Minières canadiennes à l'étranger : à quand une véritable politique pour le respect des droits humains ?

Le 30 juillet dernier, un règlement a été conclu au Canada dans le litige opposant Pan American Silver, une société minière canadienne, à un groupe de victimes d’une fusillade survenue à la mine Escobal, au Guatemala.

Tiré de The conversation.

Le cabinet Camp Fiorante Matthews Mogerman (CFM) a souligné dans un communiqué l’importance de ce cas : il s’agit d’une première au Canada qu’une cause amenée par des plaignants étrangers, et dont les méfaits ont eu lieu à l’extérieur du pays, connaisse un aboutissement.
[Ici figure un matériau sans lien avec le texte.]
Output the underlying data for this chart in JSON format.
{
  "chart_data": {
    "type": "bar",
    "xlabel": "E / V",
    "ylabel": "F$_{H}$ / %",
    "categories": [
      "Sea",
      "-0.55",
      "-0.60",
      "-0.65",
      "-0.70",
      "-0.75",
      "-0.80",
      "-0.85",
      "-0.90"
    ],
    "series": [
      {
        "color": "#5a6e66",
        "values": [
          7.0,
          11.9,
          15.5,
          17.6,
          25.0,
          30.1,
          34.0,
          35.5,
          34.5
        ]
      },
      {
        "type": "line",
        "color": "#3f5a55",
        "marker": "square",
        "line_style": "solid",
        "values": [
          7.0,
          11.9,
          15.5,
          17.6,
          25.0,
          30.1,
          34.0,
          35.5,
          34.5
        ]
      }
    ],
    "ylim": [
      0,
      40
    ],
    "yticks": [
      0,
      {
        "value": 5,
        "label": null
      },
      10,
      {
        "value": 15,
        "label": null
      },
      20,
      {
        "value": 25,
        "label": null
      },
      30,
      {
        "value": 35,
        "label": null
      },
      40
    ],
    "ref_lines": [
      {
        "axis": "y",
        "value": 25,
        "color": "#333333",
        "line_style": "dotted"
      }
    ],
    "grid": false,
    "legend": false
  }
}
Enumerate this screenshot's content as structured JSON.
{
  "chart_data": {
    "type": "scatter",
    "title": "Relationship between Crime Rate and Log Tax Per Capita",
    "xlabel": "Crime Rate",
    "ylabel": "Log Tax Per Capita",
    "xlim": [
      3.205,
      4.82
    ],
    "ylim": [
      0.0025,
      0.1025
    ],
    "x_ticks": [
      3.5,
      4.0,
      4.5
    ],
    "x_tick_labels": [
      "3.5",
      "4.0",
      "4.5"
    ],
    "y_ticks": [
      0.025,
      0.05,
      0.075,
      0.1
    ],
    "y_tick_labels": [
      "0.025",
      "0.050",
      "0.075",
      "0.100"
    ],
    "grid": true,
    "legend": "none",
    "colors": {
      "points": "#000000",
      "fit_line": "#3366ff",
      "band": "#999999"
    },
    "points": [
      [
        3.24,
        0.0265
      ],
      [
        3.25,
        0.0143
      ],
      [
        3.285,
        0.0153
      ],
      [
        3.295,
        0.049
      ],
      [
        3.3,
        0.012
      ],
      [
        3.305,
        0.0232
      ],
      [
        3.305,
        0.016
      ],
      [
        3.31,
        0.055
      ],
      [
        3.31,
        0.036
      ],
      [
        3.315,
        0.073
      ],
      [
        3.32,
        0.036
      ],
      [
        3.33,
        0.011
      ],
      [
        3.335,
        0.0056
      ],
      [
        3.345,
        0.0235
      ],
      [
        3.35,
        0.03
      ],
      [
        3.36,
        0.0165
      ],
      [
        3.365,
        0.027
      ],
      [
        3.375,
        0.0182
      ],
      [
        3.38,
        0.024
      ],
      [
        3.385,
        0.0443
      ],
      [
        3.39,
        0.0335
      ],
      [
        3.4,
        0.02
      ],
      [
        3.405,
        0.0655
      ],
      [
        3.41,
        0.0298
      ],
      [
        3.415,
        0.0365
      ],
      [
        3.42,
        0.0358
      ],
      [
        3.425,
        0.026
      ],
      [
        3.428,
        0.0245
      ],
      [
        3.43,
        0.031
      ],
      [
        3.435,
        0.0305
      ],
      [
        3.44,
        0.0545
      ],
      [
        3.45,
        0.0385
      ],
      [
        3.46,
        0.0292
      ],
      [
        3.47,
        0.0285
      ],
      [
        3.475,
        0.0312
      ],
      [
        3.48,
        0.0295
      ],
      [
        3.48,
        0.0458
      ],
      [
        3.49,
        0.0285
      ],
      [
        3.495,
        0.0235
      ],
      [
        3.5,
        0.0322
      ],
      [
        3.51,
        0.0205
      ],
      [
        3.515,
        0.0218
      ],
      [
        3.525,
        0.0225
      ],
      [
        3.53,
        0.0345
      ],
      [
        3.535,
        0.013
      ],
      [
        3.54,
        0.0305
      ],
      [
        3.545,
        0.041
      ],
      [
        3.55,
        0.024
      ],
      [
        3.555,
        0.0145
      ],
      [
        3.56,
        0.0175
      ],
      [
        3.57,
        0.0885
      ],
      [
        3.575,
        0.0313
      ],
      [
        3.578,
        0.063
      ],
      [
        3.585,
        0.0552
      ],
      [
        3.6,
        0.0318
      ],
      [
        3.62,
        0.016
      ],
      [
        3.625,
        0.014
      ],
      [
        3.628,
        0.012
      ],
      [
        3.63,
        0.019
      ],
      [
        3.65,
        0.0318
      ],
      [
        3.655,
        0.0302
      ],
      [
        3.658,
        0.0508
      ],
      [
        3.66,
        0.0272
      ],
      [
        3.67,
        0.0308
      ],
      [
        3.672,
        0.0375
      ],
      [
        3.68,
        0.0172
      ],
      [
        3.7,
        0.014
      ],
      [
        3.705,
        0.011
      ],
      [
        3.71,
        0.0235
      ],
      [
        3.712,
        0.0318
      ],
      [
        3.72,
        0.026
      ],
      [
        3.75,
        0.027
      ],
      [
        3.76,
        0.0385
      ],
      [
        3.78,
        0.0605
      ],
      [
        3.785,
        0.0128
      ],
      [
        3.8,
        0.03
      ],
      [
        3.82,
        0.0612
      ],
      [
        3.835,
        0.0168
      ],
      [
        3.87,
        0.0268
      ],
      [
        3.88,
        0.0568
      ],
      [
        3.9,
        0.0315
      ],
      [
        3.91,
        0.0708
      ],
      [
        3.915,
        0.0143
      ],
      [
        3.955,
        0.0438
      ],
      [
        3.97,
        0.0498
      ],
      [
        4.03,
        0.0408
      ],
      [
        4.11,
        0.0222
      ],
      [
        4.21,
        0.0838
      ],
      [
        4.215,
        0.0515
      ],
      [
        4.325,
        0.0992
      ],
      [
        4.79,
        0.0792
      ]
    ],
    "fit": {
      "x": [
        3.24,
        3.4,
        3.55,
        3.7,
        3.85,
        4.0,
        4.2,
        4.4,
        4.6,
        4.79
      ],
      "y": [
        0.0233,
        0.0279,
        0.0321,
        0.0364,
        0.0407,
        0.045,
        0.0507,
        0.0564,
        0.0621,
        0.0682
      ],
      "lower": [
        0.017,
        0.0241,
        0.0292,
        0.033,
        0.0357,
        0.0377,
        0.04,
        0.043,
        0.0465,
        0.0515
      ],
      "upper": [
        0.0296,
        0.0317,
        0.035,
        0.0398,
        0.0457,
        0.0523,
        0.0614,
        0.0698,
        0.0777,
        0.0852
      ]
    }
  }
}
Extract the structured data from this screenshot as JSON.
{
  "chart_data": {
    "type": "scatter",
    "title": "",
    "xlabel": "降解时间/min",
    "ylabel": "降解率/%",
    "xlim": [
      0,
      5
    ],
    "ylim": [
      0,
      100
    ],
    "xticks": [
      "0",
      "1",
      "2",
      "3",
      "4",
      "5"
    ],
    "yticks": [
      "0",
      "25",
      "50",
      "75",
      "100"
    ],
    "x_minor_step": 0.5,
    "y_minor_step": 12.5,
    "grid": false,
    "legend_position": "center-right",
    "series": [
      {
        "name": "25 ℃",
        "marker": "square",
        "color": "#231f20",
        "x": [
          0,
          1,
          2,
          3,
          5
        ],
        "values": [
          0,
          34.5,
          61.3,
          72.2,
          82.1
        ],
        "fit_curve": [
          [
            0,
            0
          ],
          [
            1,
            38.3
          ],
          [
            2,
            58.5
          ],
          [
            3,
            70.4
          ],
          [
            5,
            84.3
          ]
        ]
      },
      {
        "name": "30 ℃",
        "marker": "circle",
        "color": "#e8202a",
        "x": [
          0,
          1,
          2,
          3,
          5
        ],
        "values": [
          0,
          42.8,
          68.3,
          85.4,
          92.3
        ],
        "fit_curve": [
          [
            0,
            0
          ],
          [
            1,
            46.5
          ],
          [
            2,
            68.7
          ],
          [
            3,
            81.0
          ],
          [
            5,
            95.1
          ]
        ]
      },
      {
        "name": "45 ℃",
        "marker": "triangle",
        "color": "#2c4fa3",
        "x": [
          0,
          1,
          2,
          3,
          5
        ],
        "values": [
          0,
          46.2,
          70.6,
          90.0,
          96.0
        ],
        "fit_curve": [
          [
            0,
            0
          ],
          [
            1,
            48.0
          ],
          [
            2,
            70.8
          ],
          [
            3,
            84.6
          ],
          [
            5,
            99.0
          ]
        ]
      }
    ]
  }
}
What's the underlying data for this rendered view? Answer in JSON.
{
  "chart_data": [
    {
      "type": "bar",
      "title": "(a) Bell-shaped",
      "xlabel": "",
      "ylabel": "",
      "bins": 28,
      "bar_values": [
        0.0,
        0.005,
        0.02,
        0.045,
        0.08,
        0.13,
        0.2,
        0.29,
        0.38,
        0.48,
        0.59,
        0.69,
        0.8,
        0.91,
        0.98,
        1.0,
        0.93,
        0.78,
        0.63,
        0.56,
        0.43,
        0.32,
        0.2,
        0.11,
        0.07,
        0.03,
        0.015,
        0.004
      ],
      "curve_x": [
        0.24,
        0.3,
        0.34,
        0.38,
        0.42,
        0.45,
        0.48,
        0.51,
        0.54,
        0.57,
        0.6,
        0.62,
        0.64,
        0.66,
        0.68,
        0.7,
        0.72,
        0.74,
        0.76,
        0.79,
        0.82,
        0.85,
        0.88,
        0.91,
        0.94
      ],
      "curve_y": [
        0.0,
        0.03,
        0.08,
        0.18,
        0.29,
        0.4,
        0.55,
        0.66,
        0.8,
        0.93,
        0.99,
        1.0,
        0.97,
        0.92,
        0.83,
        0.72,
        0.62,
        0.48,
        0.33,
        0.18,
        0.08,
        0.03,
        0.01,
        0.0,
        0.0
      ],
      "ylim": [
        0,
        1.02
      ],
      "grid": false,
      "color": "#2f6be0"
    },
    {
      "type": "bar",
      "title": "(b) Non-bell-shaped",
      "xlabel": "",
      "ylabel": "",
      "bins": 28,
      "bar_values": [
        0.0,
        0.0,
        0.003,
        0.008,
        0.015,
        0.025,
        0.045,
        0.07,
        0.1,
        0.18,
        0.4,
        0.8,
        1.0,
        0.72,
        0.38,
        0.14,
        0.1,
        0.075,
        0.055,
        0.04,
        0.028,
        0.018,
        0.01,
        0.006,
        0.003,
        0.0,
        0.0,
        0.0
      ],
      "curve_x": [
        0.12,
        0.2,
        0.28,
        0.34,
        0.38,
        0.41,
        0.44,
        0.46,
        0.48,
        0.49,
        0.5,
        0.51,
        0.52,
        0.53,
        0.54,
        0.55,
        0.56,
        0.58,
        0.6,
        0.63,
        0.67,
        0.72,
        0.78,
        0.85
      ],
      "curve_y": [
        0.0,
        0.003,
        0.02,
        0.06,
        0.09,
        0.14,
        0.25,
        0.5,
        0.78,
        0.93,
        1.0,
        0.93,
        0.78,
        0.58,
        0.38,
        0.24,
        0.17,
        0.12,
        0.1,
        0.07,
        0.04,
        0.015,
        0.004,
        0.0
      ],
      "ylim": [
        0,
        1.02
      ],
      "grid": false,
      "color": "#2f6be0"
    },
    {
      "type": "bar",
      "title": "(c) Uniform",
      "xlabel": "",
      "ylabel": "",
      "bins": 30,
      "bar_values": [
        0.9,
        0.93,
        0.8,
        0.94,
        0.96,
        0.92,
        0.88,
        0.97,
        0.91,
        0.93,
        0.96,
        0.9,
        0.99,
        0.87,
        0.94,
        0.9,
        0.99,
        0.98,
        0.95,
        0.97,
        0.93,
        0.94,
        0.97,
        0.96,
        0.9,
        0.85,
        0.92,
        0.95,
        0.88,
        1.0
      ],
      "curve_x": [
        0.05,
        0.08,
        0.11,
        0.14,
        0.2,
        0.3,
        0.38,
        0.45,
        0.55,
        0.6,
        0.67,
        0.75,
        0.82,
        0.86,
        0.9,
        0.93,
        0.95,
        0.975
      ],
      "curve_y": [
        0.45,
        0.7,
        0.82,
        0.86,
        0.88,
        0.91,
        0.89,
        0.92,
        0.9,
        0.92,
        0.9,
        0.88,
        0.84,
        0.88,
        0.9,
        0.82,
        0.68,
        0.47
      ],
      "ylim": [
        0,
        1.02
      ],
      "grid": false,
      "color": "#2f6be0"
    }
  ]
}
L’affaire concerne l’ordre donné par le responsable de la sécurité de Minera San Rafael, filiale guatémaltèque de la minière canadienne, de tirer sur des habitants locaux rassemblés devant la mine Escobal le 27 avril 2013 pour dénoncer l’absence de consultation préalable à l’octroi du permis d’exploitation minière.

À l’époque, le projet minier était la propriété de Tahoe Resources avant que celle-ci ne soit rachetée par Pan American Silver, en février 2019. A l’instar de Tahoe Resources, Pan American Silver possède un bureau à Vancouver et est enregistrée à la bourse de Toronto et à celle de New York.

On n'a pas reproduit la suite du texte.